実践例：ニュースサイトの見出しを収集する

実際のユースケースとして、ニュースサイトから記事タイトルとURLを収集するスクリプトを作ります。

import requests
from bs4 import BeautifulSoup
import csv
import time

def scrape_news(url: str) -> list[dict]:
    headers = {
        "User-Agent": "Mozilla/5.0 (compatible; MyBot/1.0)"
    }
    response = requests.get(url, headers=headers, timeout=10)
    response.raise_for_status()

    soup = BeautifulSoup(response.text, "html.parser")
    articles = []

    for item in soup.select("article"):
        title_tag = item.find("h2") or item.find("h3")
        link_tag = item.find("a", href=True)

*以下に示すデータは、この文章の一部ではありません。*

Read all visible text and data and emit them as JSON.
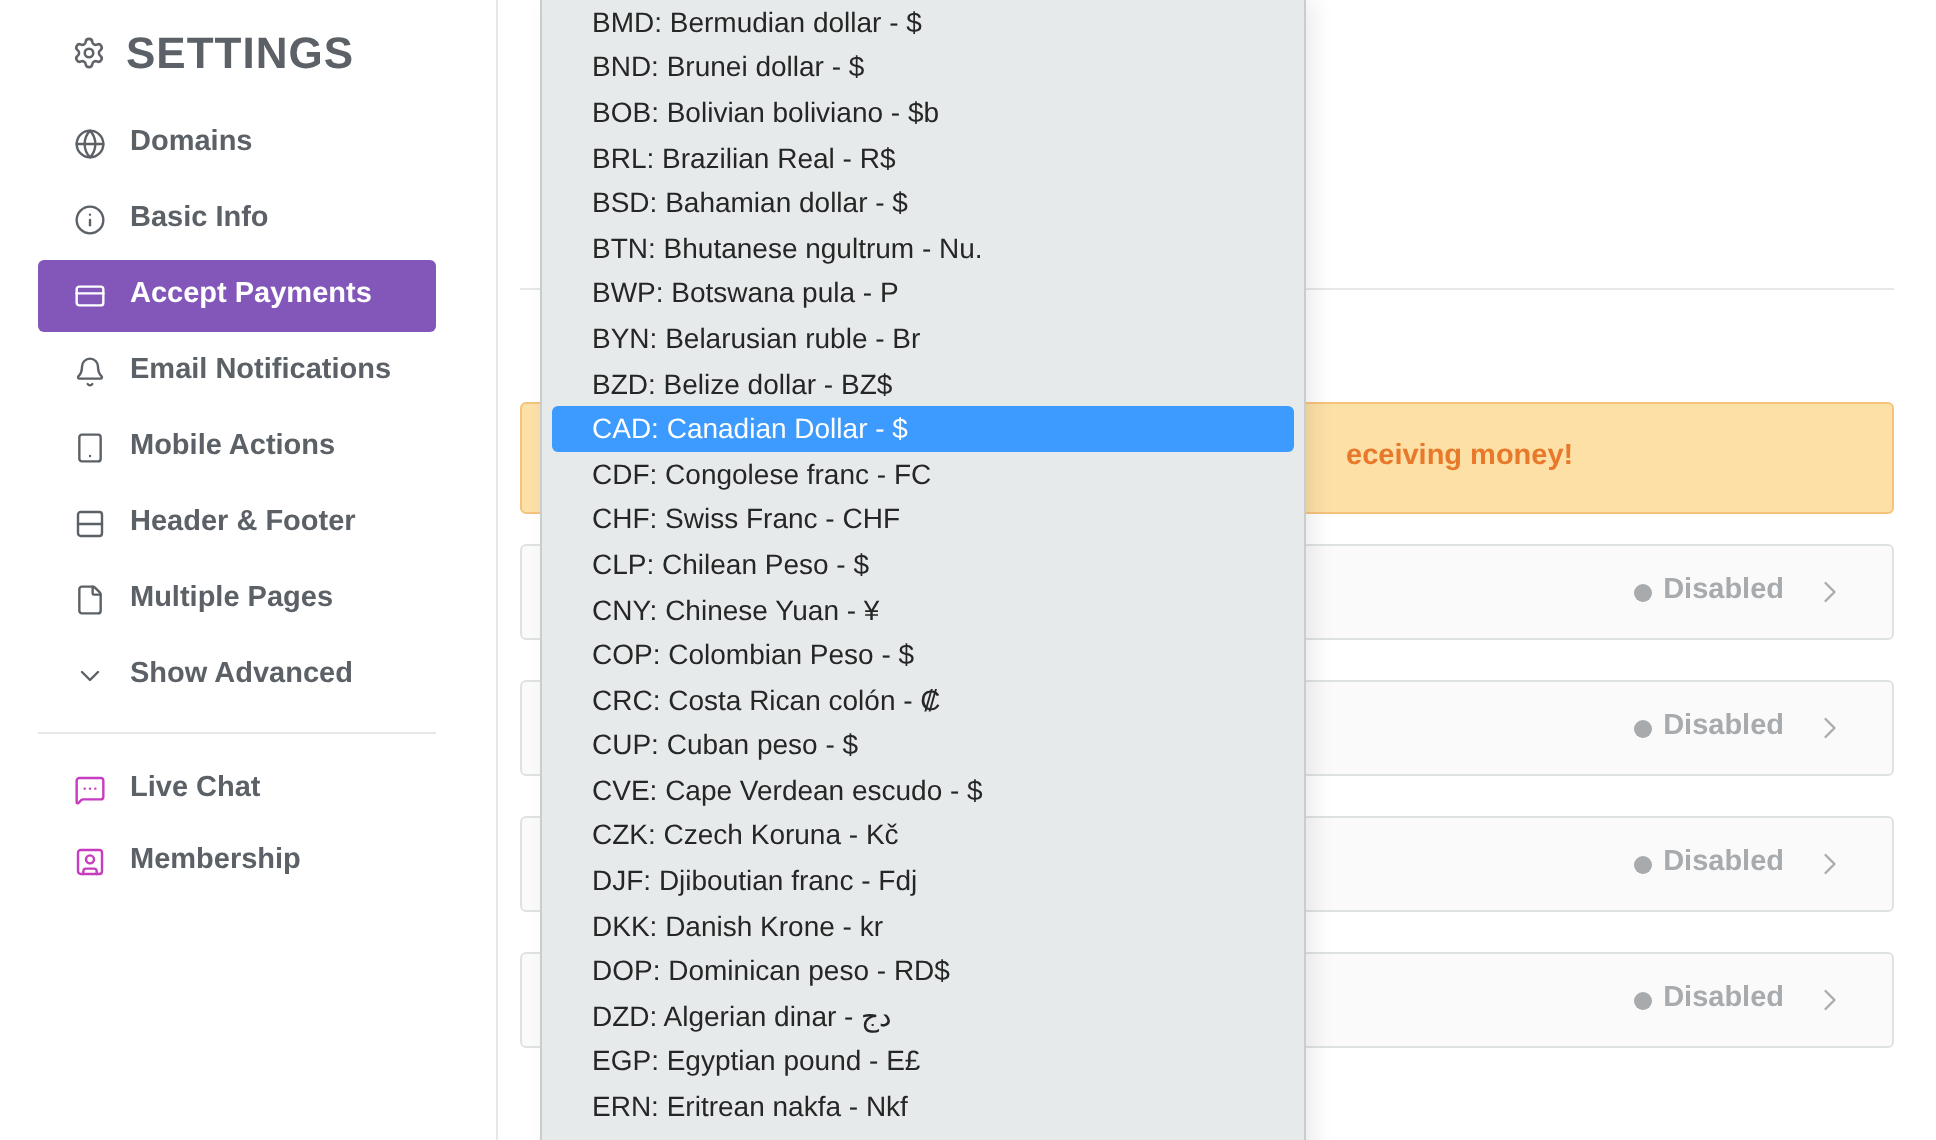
{
  "sidebar": {
    "title": "SETTINGS",
    "items": [
      {
        "label": "Domains",
        "selected": false
      },
      {
        "label": "Basic Info",
        "selected": false
      },
      {
        "label": "Accept Payments",
        "selected": true
      },
      {
        "label": "Email Notifications",
        "selected": false
      },
      {
        "label": "Mobile Actions",
        "selected": false
      },
      {
        "label": "Header & Footer",
        "selected": false
      },
      {
        "label": "Multiple Pages",
        "selected": false
      },
      {
        "label": "Show Advanced",
        "selected": false
      }
    ],
    "apps": [
      {
        "label": "Live Chat"
      },
      {
        "label": "Membership"
      }
    ]
  },
  "alert": {
    "text": "eceiving money!"
  },
  "cards": [
    {
      "status": "Disabled"
    },
    {
      "status": "Disabled"
    },
    {
      "status": "Disabled"
    },
    {
      "status": "Disabled"
    }
  ],
  "dropdown": {
    "options": [
      {
        "label": "BMD: Bermudian dollar - $",
        "selected": false
      },
      {
        "label": "BND: Brunei dollar - $",
        "selected": false
      },
      {
        "label": "BOB: Bolivian boliviano - $b",
        "selected": false
      },
      {
        "label": "BRL: Brazilian Real - R$",
        "selected": false
      },
      {
        "label": "BSD: Bahamian dollar - $",
        "selected": false
      },
      {
        "label": "BTN: Bhutanese ngultrum - Nu.",
        "selected": false
      },
      {
        "label": "BWP: Botswana pula - P",
        "selected": false
      },
      {
        "label": "BYN: Belarusian ruble - Br",
        "selected": false
      },
      {
        "label": "BZD: Belize dollar - BZ$",
        "selected": false
      },
      {
        "label": "CAD: Canadian Dollar - $",
        "selected": true
      },
      {
        "label": "CDF: Congolese franc - FC",
        "selected": false
      },
      {
        "label": "CHF: Swiss Franc - CHF",
        "selected": false
      },
      {
        "label": "CLP: Chilean Peso - $",
        "selected": false
      },
      {
        "label": "CNY: Chinese Yuan - ¥",
        "selected": false
      },
      {
        "label": "COP: Colombian Peso - $",
        "selected": false
      },
      {
        "label": "CRC: Costa Rican colón - ₡",
        "selected": false
      },
      {
        "label": "CUP: Cuban peso - $",
        "selected": false
      },
      {
        "label": "CVE: Cape Verdean escudo - $",
        "selected": false
      },
      {
        "label": "CZK: Czech Koruna - Kč",
        "selected": false
      },
      {
        "label": "DJF: Djiboutian franc - Fdj",
        "selected": false
      },
      {
        "label": "DKK: Danish Krone - kr",
        "selected": false
      },
      {
        "label": "DOP: Dominican peso - RD$",
        "selected": false
      },
      {
        "label": "DZD: Algerian dinar - دج",
        "selected": false
      },
      {
        "label": "EGP: Egyptian pound - E£",
        "selected": false
      },
      {
        "label": "ERN: Eritrean nakfa - Nkf",
        "selected": false
      }
    ]
  }
}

        if title_tag and link_tag:
            articles.append({
                "title": title_tag.text.strip(),
                "url": link_tag["href"]
            })

    return articles


def save_to_csv(data: list[dict], filename: str) -> None:
    with open(filename, "w", newline="", encoding="utf-8") as f:
        writer = csv.DictWriter(f, fieldnames=["title", "url"])
        writer.writeheader()
        writer.writerows(data)


if __name__ == "__main__":
    target_url = "https://example-news.com"
    news = scrape_news(target_url)
    save_to_csv(news, "news.csv")
    print(f"{len(news)}件の記事を収集しました")

スクレイピング時の注意事項

robots.txtを確認する

スクレイピング前にhttps://example.com/robots.txtを必ず確認してください。クロールが禁止されているパスがある場合は従う必要があります。

アクセス間隔を空ける

サーバーへの負荷を避けるため、複数ページを巡回する場合はtime.sleep()でリクエスト間隔を空けます。

import time

urls = ["https://example.com/page/1", "https://example.com/page/2"]
for url in urls:
    data = scrape_news(url)
    time.sleep(2)  # 2秒待機

エラーハンドリングを入れる

ネットワークエラーやページ構造の変化に対応するため、try-exceptを入れておきます。

try:
    response = requests.get(url, timeout=10)
    response.raise_for_status()
except requests.exceptions.RequestException as e:
    print(f"エラー: {e}")

JavaScriptで動的に生成されるページの場合

requestsはHTMLを取得するだけなので、JavaScriptで動的に生成されるコンテンツは取得できません。その場合はSeleniumやPlaywrightを使います。

from playwright.sync_api import sync_playwright

with sync_playwright() as p:
    browser = p.chromium.launch()
    page = browser.new_page()
    page.goto("https://example.com")
    content = page.content()
    browser.close()

ただし、動的ページのスクレイピングは処理が重くなるため、まず公式APIが提供されていないか確認するのがおすすめです。

まとめ

PythonのWebスクレイピングは以下の組み合わせで始めるのが最速です。

静的ページ: `requests` + `BeautifulSoup`

動的ページ: `Playwright` または `Selenium`

robots.txtの確認とアクセス間隔の設定を守れば、情報収集の自動化を安全に進められます。定期実行したい場合はcronやタスクスケジューラと組み合わせると、さらに実用的な自動化システムが構築できます。